Os primeiros pensamentos que nos ocorrem numa reflexão por vezes são uma precipitação. O fácil e rápido às vezes pode chegar perfeitamente para uma situação simples, mas o mundo e a humanidade estão cheios de complexidade.
Na América, país longínquo, mas sempre presente nos telejornais, George Floyd foi detido por um agente de polícia que usou, manifestamente, excesso de zelo e força despropositada que levou à sua morte. Acontece vezes demais na América, onde os polícias são pouco tolerantes e mais temidos que respeitados, e são-o mais com afro-americanos. Isto não é uma opinião, há dados estatísticos que o comprovam. Por exemplo, um afro-americano tem duas vezes e meia mais probabilidades de ser morto por um polícia que um branco. As mortes por milhão de habitantes às mãos da polícia são o dobro quando se trata de afro-americanos relativamente a caucasianos. E há muitos outros dados que encontrei num site que penso ser insuspeito: www.statista.com. Compreender a indignação de uma boa parte da população com a morte de George Floyd, implica ter uma noção do que é e do que foi a América. Aqui, à distância, nem sempre é fácil. Hollywood mostra-nos uma face glamorosa, mas postiça, os noticiários mostram-nos outra. Ainda assim, é insuficiente. É difícil termos uma perspectiva da diversidade daquele país que é capaz de eleger Trump, mas que também colocou Obama na Casa Branca. É o país do Tiger King e do KKK, mas também de Lincoln e Martin Luther King Jr.
A chegada dos protestos a Portugal veio trazer algumas reacções que, não sendo muito coerentes, devem ser abordadas.
Em primeiro lugar, não há a noção do que é o privilégio. A alguém branco, mesmo nascido numa família com poucos recursos, falta a capacidade de se colocar no lugar de quem tem uma cor de pele diferente. Pode ser uma questão de empatia, mas em tempos de crise, quando somos afetados por problemas sociais, temos tendência para viver na nossa bolha e marginalizar os que são diferentes. Ainda mais quando alguém aparece a responsabilizar os outros pelos nossos problemas. Ou então é uma questão de semântica com a palavra privilégio. O seu significado não é sempre tão linear como parece.

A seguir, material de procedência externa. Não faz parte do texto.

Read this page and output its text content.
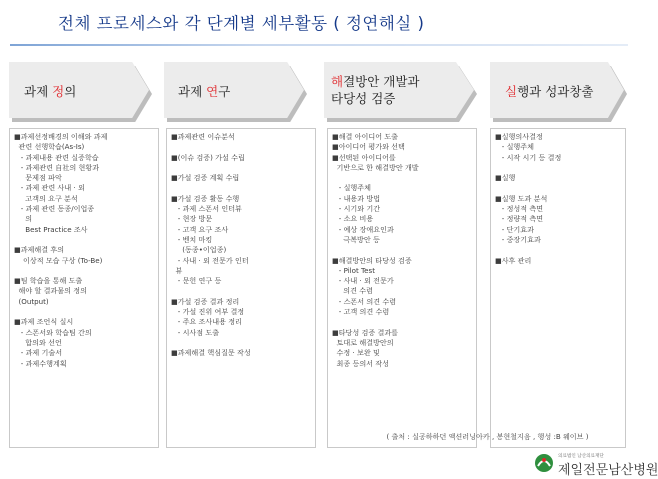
전체 프로세스와 각 단계별 세부활동 ( 정연해실 )
과제 정의	과제 연구
해결방안 개발과
타당성 검증	실행과 성과창출
■과제선정배경의 이해와 과제
관련 선행학습(As-Is)
- 과제내용 관련 실증학습
- 과제관련 自社의 현황과
문제점 파악
- 과제 관련 사내 · 외
고객의 요구 분석
- 과제 관련 동종/이업종
의
Best Practice 조사

■과제해결 후의
이상적 모습 구상 (To-Be)

■팀 학습을 통해 도출
해야 할 결과물의 정의
(Output)

■과제 조언식 실시
- 스폰서와 학습팀 간의
합의와 선언
- 과제 기술서
- 과제수행계획
■과제관련 이슈분석

■(이슈 검증) 가설 수립

■가설 검증 계획 수립

■가설 검증 활동 수행
- 과제 스폰서 인터뷰
- 현장 방문
- 고객 요구 조사
- 벤치 마킹
(동종•이업종)
- 사내 · 외 전문가 인터
뷰
- 문헌 연구 등

■가설 검증 결과 정리
- 가설 진위 여부 결정
- 주요 조사내용 정리
- 시사점 도출

■과제해결 핵심질문 작성
■해결 아이디어 도출
■아이디어 평가와 선택
■선택된 아이디어를
기반으로 한 해결방안 개발

- 실행주체
- 내용과 방법
- 시기와 기간
- 소요 비용
- 예상 장애요인과
극복방안 등

■해결방안의 타당성 검증
- Pilot Test
- 사내 · 외 전문가
의견 수렴
- 스폰서 의견 수렴
- 고객 의견 수렴

■타당성 검증 결과를
토대로 해결방안의
수정 · 보완 및
최종 등의서 작성
■실행의사결정
- 실행주체
- 시작 시기 등 결정

■실행

■실행 도과 분석
- 정성적 측면
- 정량적 측면
- 단기효과
- 중장기효과

■사후 관리
( 출처 : 실공하하던 액션러닝아카 , 봉현철지음 , 행성 :B 웨이브 )
의료법인 남산의료재단
제일전문남산병원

Depois há a questão da bipolarização: os maus e os bons. A obrigatoriedade de escolhermos lados: ou estou com os polícias ou com os bandidos. Como se numa instituição tão grande não houvesse, necessariamente, um número elevado de maus elementos que pertencem a grupos racistas. Certamente que a maior parte são pessoas que seguem uma vocação de proteger e ajudar, mas exigir que os que são racistas sejam responsabilizados e, se possível, expulsos da organização não é atentar contra a dignidade e profissionalismo dos primeiros. É defende-los do mau nome que alguns dão à farda. A única bipolarização que devia existir era entre os racistas e os anti-racistas.
Depois há o folclore das designações. Há os que entendem que a designação de afro-americano é uma invenção do politicamente correcto, esquecendo que veio substituir uma designação extremamente ofensiva como "nigger". Juntam-se depois comparações estapafúrdias como a do cidadão assassinado por um cigano. Como se houvesse comparação entre um homicídio perpetrado por um indivíduo num contexto não conhecido e outro cometido por quem se deveria dedicar a proteger.
Finalmente, aquela que é para mim a questão central, a ideia de que Portugal não é um país racista. Ora, se num país há racistas no parlamento, nas forças da lei e, digo-o com pena, na classe docente, enfim, em toda a sociedade, o país é racista. Isso vê-se todos os dias, até no pacato Alentejo. Vê-se, por exemplo, nos sapos de louça nos serviços públicos, no feed do facebook, nas milhentas páginas de fake news patrocinadas, por ventura, por apoiantes de movimentos racistas e xenófobos, nas caixas de comentários dos jornais, nas anedotas sobre o "preto". É um pequeno racismo, mas está lá e vai crescendo, devagarinho até ficar fora do nosso controlo.